Bond Foreclosures

Bond Foreclosures

If you default on your Bond the Financial Service Provider, i.e. the Bank or the Finance House has a right to proceed with the foreclosure of your property. Foreclosure is commonly known as ‘repossession’.

If the consumer stops paying or pays irregularly and fails to make any proper arrangements with the Financial Service Provider, the Financial Service Provider has no option but to proceed with the foreclosure.

What Can Be Done To Stop A House From Going Into Foreclosure?

Most Financial Service Providers do not proceed with foreclosures lightly as they also tend to lose money when they proceed with the foreclosure process.

Communicate with the Financial Service Provider. They will normally assist you to try and rehabilitate your home loan. Sometimes you cannot make payments due to circumstances out of your control, such as you being retrenched. The banks may look at providing a ‘payment holiday’. Regular communication with the Financial Service Provider is therefore absolutely essential.

Financial Service Providers can change the terms of the loan (with your consent) to extend the loan duration. Something this simple may be enough to prevent the foreclosure from proceeding.

Alternatively, the house can be marketed and sold – thereby preventing the foreclosure of the immovable property.
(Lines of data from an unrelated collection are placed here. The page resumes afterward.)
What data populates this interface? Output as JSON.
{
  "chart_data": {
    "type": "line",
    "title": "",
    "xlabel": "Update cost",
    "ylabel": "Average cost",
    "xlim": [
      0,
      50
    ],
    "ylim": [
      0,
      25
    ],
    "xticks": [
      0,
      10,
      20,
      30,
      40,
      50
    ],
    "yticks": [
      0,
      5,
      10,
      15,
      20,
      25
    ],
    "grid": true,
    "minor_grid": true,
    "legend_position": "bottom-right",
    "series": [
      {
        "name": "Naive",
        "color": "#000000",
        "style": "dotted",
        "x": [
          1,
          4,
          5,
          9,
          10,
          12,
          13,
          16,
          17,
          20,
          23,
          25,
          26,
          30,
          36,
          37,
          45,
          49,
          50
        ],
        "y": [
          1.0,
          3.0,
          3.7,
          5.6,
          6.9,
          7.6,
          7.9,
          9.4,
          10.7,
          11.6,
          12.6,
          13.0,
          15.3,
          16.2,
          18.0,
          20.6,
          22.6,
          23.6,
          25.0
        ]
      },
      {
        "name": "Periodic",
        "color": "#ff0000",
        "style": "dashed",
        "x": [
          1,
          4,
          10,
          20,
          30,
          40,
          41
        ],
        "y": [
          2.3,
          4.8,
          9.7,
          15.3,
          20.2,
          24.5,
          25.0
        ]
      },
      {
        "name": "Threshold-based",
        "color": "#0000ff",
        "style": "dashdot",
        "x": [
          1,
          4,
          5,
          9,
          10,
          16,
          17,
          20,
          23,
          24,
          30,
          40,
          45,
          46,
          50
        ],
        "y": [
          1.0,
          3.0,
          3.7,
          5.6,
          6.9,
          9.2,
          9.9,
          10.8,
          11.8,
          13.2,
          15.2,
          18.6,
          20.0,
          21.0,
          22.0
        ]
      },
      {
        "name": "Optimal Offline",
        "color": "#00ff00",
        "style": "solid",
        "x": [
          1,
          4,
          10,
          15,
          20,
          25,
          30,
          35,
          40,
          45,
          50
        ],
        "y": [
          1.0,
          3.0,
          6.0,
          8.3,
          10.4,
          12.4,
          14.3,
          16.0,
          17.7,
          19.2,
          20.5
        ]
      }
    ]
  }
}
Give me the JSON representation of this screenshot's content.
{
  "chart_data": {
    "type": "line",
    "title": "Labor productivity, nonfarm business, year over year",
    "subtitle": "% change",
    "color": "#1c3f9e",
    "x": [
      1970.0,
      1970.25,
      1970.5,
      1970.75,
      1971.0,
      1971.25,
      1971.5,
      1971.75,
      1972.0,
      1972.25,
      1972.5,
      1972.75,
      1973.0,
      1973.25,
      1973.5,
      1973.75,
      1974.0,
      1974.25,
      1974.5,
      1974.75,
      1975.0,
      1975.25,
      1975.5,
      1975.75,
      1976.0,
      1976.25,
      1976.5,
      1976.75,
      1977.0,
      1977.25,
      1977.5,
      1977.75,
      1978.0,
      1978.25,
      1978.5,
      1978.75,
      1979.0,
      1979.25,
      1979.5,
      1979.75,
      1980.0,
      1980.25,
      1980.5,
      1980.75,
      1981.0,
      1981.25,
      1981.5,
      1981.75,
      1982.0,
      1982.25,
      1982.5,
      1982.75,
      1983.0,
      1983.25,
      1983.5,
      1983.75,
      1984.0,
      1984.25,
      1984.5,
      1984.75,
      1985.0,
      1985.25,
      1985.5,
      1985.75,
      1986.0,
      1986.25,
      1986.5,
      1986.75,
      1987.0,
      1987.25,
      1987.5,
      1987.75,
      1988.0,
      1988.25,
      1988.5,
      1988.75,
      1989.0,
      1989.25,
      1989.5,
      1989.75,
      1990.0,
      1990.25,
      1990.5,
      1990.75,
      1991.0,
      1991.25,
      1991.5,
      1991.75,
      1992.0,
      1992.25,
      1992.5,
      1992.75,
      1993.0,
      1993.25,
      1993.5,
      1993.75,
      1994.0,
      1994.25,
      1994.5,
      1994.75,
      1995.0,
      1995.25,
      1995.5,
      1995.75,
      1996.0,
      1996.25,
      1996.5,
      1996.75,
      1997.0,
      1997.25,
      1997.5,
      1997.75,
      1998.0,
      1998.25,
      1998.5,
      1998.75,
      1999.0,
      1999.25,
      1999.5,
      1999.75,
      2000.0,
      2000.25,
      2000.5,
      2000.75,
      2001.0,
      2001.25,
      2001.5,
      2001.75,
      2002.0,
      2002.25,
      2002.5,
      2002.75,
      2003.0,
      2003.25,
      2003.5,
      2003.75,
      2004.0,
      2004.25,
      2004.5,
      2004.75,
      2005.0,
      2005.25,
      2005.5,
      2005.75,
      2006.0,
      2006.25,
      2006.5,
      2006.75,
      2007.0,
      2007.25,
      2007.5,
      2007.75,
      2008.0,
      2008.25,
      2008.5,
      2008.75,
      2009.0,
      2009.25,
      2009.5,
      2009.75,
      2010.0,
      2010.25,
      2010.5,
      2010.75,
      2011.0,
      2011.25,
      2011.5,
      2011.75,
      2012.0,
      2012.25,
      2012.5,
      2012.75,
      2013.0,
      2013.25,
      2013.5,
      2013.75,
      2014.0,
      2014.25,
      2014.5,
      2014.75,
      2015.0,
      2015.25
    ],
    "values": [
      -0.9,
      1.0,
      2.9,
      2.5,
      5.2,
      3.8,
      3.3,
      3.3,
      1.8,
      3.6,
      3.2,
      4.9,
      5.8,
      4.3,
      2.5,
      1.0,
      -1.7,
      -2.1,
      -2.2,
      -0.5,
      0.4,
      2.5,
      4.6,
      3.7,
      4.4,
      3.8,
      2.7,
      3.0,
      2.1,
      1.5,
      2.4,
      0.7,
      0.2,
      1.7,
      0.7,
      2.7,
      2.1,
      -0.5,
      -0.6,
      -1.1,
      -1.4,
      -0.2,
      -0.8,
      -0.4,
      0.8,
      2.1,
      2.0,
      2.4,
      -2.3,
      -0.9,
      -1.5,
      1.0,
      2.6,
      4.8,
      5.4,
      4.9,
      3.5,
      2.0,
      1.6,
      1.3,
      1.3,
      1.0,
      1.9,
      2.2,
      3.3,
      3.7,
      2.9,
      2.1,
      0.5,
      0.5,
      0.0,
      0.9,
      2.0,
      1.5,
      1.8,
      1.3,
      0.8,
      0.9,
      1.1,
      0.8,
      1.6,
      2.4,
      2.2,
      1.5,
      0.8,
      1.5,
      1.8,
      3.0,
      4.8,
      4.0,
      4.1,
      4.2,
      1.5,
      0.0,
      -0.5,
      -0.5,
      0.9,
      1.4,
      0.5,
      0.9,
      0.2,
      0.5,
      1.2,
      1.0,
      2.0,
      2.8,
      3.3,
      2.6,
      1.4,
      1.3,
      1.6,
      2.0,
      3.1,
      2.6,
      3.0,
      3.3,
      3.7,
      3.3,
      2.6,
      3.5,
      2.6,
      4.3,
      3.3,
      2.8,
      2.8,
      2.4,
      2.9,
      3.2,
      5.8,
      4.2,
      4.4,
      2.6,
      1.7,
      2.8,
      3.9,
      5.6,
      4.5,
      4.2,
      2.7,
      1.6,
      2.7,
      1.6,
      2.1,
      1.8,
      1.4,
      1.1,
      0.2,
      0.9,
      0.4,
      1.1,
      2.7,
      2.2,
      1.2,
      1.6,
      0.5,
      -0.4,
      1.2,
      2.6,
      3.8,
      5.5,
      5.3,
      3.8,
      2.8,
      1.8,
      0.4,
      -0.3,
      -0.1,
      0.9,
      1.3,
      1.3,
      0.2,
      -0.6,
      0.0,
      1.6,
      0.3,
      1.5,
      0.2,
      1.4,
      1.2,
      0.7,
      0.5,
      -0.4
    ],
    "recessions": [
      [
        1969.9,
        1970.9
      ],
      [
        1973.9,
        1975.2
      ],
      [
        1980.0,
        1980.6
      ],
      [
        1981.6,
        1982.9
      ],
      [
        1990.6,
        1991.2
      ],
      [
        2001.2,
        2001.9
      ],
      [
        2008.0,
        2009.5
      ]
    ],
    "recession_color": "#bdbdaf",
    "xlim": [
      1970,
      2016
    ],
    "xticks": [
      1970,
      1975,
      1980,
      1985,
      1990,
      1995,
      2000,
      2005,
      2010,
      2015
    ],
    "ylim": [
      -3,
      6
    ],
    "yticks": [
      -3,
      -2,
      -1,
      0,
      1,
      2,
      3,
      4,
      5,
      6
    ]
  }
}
Most Financial Service Providers offer different types of assistance programs to help home owners market and sell their properties.

What Are Foreclosure Proceedings?

Firstly a Letter of Demand will be sent to the Debtor and /or Sureties claiming that the outstanding amount be paid within a stipulated period. 

The next step is that a Summons will be issued by the Financial Service Provider’s Attorneys.  The Financial Service Provider’s Particulars of Claim will set out in the cause of action and must inter alia comply with the following guidelines relating to the Summons:

The Summons must inter alia contain:

  •         a description of the Parties;
  •         cause of action
  •         address for service; and

·       the summons must bear a physical address for service where all notices and subsequent documents can be served, as well as a postal address and where available, a facsimile number and an electronic mail address;

·           explain the reason why the Court has the necessary jurisdiction;

The Plaintiff’s Attorney details;

  • the physical address provided for service must be within 15 kilometres of the Court;
  •   the Plaintiff may indicate in the summons an alternative preferable way of service;
  •   the Parties can also agree to the exchange or service of subsequent notices and documents by way of facsimile or electronic mail;
  •   the summons must contain certain jurisdictional averments with regards to:
  •   the cause of action;
  •   location of property; and
  • any abandonment of part of the claim or set-off in order to bring the claim amount within the jurisdiction of the Magistrates’ Court.

Default Judgement

If the Defendant (Consumer) fails to defend the matter, the Plaintiff can get Judgement by Default against the Defendant. This means that the matter is heard by the Court as an unopposed matter.

Defendants have a right to defend the matter and they can oppose the matter. Consumers often oppose the matters to try and delay the foreclosure.

Judgement against a Defendant can have drastic and severe consequences for a Consumer.

The negative consequences include:

  • a bad credit record, preventing you from obtaining credit in the future;
  • A judgment is valid for up to 30 years and can stay on your credit record for five years (but only if debt obligations are settled)
  • Non-compliance with the Court Order may cause the Bank / Creditor to issue a Warrant / Writ of Execution in terms whereof the Sheriff of the Court may attach and sell so much of the Consumer / Debtor’s property necessary to satisfy the judgment.

Sheriff of the Court and Sale in Execution

This is normally the last step in the proceedings. The Creditor, at this stage, still has not settled the debt or made adequate arrangements that are acceptable by the Financial Service Provider.  

The Sheriff of the Court will take possession of the property in terms of the Court Order, after Judgement was granted by the Court.

The Financial Service Provider sets a reserve price on the property to cover the outstanding debt, and if this reserve price is not reached at the auction, the bank will likely buy the property, and it then becomes a property in possession. A sale in execution usually results in properties being sold for less than the outstanding balance, which is the amount that you owe on the bond.

When the property is sold at Auction the Bondholder will remain liable for the payment of any shortfall and legal costs, including the costs to sell the property at the sale in execution. This shortfall can be astronomical.

Many property investors purchase properties in distress from the Sheriff of the Court at bargain prices.

Homeowners and Financial Service Providers must keep the communication lines open between them. When communication fails, the Financial Service Provider will have no option but to proceed with foreclosure.